If there are two lines causing confusion you can place the transmitter on its side in “null” position over the unwanted conductor. This will put a signal on the target conductor and make the unwanted adjacent conductor nearly disappear.

Why Verification Matters
A strong signal does not guarantee an accurate locate. Accurate locates come from verification, not detection.
Professional locating requires confirming the centered position of the utility before marking. Techniques such as direction response, gain reduction, and crossing utilities help verify the receiver is following the intended conductor.
Equipment and Signal Control
Modern locating equipment helps operators distinguish between usable signal and stray signal. Clear receiver response, stable peak location, and predictable direction change are indicators the signal is isolated.
Frequently Asked Questions
A locator follows electrical current, not the pipe or cable itself. When transmitter current transfers onto a nearby conductor, the receiver will follow whichever path carries the stronger signal. In areas with parallel utilities, shared trenches, or poor grounding, more than one line may carry current at the same time, causing the locate to shift to the adjacent utility.
Yes. A strong signal only means current is present — it does not confirm the current is on the intended utility. If multiple conductors are energized, the receiver may display a clear, readable signal on the wrong line. That is why locators verify alignment, direction response, and behavior before marking.

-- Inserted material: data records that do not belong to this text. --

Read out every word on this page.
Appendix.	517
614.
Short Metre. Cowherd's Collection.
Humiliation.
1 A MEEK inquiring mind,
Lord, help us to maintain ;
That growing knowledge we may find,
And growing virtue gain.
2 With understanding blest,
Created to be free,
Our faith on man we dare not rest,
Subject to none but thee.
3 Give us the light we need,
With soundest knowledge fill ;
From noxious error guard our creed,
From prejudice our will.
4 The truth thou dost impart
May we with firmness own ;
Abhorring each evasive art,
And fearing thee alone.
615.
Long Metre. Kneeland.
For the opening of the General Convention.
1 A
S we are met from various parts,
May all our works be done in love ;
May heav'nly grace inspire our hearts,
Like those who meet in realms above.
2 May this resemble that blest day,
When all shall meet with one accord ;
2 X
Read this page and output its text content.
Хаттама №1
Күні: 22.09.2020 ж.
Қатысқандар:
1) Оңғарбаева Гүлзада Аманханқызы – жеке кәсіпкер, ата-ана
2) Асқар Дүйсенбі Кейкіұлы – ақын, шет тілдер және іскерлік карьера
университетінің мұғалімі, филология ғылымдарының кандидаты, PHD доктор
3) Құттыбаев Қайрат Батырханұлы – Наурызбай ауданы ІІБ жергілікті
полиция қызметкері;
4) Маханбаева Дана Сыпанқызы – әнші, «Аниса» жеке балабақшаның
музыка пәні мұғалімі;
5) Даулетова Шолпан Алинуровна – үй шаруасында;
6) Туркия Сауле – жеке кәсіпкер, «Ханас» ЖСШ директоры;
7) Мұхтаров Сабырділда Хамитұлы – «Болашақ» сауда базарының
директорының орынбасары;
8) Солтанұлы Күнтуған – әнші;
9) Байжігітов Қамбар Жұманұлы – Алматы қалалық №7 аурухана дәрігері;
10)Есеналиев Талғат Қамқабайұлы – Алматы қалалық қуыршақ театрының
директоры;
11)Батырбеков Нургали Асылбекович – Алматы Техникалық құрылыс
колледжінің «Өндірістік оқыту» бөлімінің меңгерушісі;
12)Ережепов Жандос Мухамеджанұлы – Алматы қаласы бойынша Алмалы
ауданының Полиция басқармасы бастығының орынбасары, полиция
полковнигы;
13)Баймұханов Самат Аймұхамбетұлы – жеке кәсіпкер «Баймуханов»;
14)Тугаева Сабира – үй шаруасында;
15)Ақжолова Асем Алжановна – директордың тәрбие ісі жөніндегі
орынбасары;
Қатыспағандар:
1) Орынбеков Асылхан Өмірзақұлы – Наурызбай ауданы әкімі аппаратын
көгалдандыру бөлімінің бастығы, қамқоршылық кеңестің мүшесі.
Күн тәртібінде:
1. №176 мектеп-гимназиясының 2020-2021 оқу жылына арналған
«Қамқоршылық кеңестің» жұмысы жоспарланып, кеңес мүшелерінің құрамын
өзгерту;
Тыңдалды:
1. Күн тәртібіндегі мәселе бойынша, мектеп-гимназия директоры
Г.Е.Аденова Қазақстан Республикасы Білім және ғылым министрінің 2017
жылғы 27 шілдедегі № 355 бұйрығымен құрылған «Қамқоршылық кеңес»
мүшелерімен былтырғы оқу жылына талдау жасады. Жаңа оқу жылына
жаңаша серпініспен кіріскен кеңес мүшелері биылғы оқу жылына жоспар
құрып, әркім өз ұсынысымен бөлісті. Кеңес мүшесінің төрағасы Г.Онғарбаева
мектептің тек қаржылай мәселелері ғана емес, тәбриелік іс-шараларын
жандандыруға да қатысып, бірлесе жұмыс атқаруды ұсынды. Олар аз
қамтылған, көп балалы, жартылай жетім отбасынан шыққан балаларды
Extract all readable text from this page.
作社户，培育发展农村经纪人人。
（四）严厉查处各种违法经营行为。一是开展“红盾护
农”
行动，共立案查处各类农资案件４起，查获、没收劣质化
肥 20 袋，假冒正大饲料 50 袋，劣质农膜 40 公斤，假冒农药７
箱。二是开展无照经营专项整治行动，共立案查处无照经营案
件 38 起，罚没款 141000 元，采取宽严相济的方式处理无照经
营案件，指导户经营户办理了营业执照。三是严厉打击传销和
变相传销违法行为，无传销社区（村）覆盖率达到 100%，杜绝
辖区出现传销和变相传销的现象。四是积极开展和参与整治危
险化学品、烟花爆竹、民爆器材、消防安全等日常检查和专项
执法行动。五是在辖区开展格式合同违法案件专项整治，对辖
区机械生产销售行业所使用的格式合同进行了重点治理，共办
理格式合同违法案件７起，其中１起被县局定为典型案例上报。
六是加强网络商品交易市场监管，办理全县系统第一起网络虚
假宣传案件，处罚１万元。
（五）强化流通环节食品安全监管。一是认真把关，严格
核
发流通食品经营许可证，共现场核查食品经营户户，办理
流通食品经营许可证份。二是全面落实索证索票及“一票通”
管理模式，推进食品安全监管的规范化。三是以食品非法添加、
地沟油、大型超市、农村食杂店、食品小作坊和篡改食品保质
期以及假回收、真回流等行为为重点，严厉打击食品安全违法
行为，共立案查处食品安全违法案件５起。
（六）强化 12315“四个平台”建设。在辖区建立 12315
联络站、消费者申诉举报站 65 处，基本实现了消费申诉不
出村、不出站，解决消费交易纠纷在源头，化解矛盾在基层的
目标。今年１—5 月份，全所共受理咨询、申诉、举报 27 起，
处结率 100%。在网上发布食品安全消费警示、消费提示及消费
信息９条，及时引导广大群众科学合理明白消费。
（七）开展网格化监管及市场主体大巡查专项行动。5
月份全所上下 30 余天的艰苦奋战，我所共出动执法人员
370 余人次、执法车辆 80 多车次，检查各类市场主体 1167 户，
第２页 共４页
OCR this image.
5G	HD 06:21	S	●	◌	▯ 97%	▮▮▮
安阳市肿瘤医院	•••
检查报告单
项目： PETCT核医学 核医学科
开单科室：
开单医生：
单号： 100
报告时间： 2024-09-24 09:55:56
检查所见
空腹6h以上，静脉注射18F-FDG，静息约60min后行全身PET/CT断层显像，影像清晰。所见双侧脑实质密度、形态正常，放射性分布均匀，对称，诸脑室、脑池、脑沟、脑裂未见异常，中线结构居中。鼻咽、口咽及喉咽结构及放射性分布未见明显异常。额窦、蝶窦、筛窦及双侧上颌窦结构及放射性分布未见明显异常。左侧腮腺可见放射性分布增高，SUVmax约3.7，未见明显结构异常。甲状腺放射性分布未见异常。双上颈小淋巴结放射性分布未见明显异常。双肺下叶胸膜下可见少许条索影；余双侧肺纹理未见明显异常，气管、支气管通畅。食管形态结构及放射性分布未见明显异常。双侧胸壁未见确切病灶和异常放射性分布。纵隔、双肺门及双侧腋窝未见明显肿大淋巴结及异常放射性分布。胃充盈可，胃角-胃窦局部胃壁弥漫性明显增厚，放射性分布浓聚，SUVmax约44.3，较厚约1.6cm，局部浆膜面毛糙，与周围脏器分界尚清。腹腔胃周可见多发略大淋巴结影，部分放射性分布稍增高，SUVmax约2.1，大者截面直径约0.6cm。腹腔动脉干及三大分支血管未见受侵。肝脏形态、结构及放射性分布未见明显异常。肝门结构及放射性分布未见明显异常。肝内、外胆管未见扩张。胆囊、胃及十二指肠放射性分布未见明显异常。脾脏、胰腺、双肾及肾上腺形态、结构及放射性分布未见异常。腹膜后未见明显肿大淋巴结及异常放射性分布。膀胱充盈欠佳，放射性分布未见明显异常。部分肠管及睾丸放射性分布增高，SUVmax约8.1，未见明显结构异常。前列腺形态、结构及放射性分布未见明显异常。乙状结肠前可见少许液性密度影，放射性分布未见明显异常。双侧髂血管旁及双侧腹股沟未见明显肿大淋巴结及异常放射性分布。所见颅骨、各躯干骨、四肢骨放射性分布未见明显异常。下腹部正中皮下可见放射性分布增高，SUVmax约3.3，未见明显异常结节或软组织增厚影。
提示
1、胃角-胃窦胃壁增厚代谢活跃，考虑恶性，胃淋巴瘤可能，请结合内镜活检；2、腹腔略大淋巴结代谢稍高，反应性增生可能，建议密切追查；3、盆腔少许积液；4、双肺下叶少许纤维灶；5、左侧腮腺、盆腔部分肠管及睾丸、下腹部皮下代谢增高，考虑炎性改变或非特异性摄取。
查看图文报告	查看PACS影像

Higher frequency travels farther and crosses poor connections more easily, but it also couples onto nearby conductors more readily. This makes it useful for starting a locate but less reliable for confirming one. Lower frequency usually isolates the intended conductor better and is preferred when verifying accuracy.
Locators verify a locate by confirming consistent receiver behavior — peak and null alignment, direction change, signal loss when crossing utilities, and isolation when lowering frequency. Verification confirms the receiver is tracking the intended conductor rather than shared current.
A signal clamp is preferred when you have access to a specific wire or cable and need to energize only that conductor. The clamp places current onto a controlled path and greatly reduces signal transfer to nearby utilities. Induction broadcasts signal into the surrounding soil and is better for searching an unknown path but more likely to energize multiple lines.
Direct connection to the tracer wire or accessible metal portion of the utility is the most reliable method because the current begins on the intended conductor. Clamp locating is the next most controlled method. Inductive locating is useful when no access point exists but requires additional verification.